Unless otherwise provided in this Agreement, any offer, acceptance, election, approval, consent, certification, request, waiver, notice, or other communication required or permitted to be given shall be deemed given only, if in writing, when delivered personally (with receipt acknowledged) or mailed first class, certified mail, return receipt requested, postage prepaid to the Partners at the addresses set forth below:
Except as otherwise expressly provided in this Agreement, this Agreement contains the entire agreement of the Partners with respect to the terms and conditions of the Limited Partnership and supersedes all prior agreements, certificates, and understandings, oral or otherwise, among the Partners with respect to these matters.
Except as otherwise expressly provided in this Agreement, no purported waiver by any Partner of any breach by another Partner of any of his or her obligations, agreements, or covenants shall be effective unless made in writing subscribed by the Partner or Partners sought to be bound, and no failure to pursue or elect any remedy with respect to any default under or breach of any provision of this Agreement shall be deemed to be a waiver of any other subsequent default or breach or any election of remedies available, nor shall the acceptance or receipt by any Partner of any money or other consideration due him or her under this Agreement, with or without knowledge of any breach under this Agreement, constitute a waiver of any provision of this Agreement with respect to that or any other breach.
The section headings contained in this Agreement have been inserted only as a matter of convenience or reference and in no way define, limit, or describe the scope or intent of any provisions of this Agreement, nor in any way affect any of the provisions. Where appropriate, the singular number shall be deemed to include the plural, and the plural number shall be deemed to include the singular.
Each provision of this Agreement shall be considered to be severable. If, for any reason, any provision or any part of a provision is determined to be invalid and contrary to any existing or future applicable law, the invalidity shall not impair the operation of or affect those portions of this Agreement that are valid, but this Agreement shall be construed and enforced in all respects as if the invalid or unenforceable provision or provisions had been omitted.
This Agreement may be executed in one or more counterparts. Each counterpart shall be deemed for all purposes to be an original, but all of the counterparts together shall constitute but one and the same instrument binding on all Partners.
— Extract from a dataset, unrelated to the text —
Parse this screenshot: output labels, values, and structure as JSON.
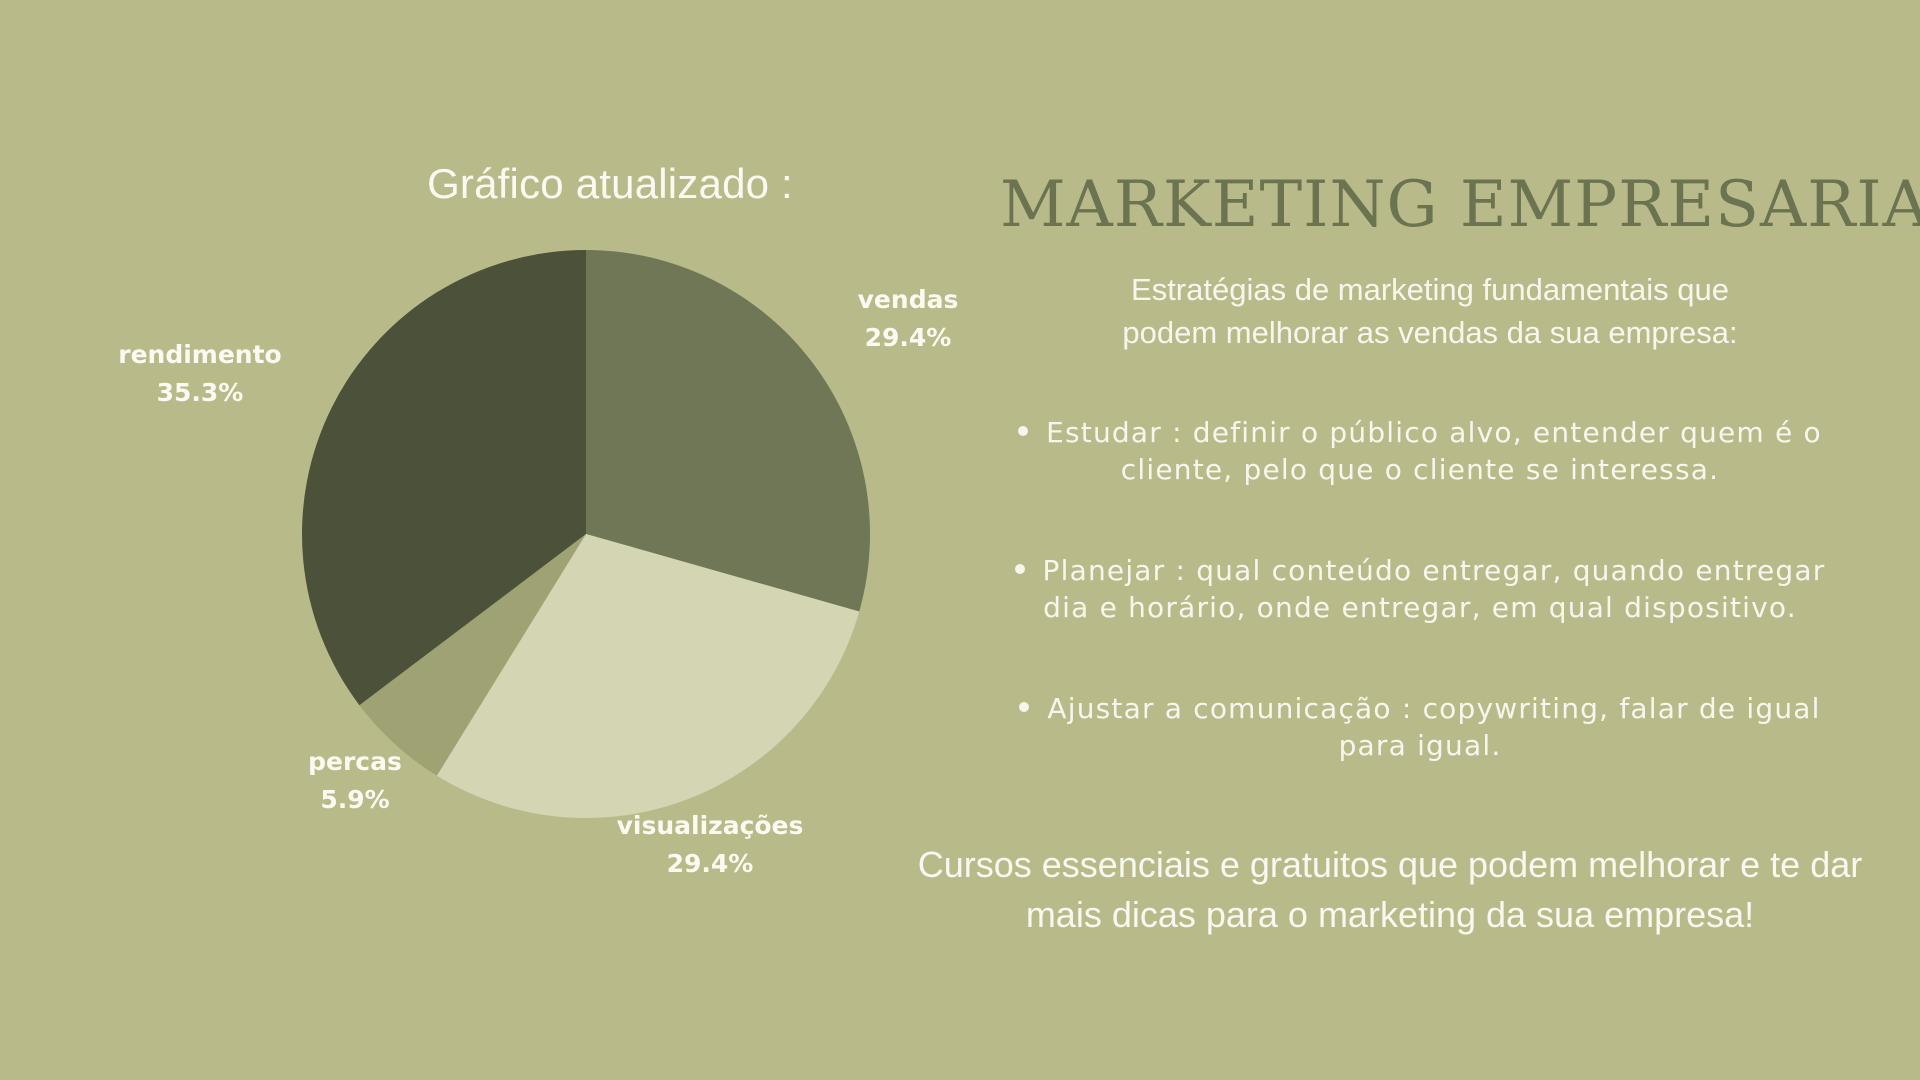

This Agreement shall be binding on and inure to the benefit of the Partners and their respective executors, administrators, and successors. This Agreement shall not be deemed for the benefit of creditors or any other persons, nor shall it be deemed to permit any assignment by a Partner of any of his or her rights or obligations except as expressly provided in this Agreement.
Each of the Partners agrees that he or she shall hereafter execute and deliver such further instruments and do such further acts and things as may be required or useful to carry out the intent and purpose of this Agreement and are not inconsistent with law or the terms of this Agreement.
Each of the Partners permanently waives and relinquishes any and all rights he or she may have to cause any property of the Limited Partnership to be partitioned, it being the intention of the Partners to prohibit any Partner from bringing a suit for partition against the other Partners, or any of them.
All Partners agree to enter into mediation before filing suit against any other Partner or the Limited Partnership for any dispute arising from this Agreement or Limited Partnership. Partners agree to attend one session of mediation before filing a suit. If any Partner does not attend mediation or the dispute is not settled after one session of mediation, the Partners are free to file suit.
All Partners signed hereto agree to the above stated Agreement.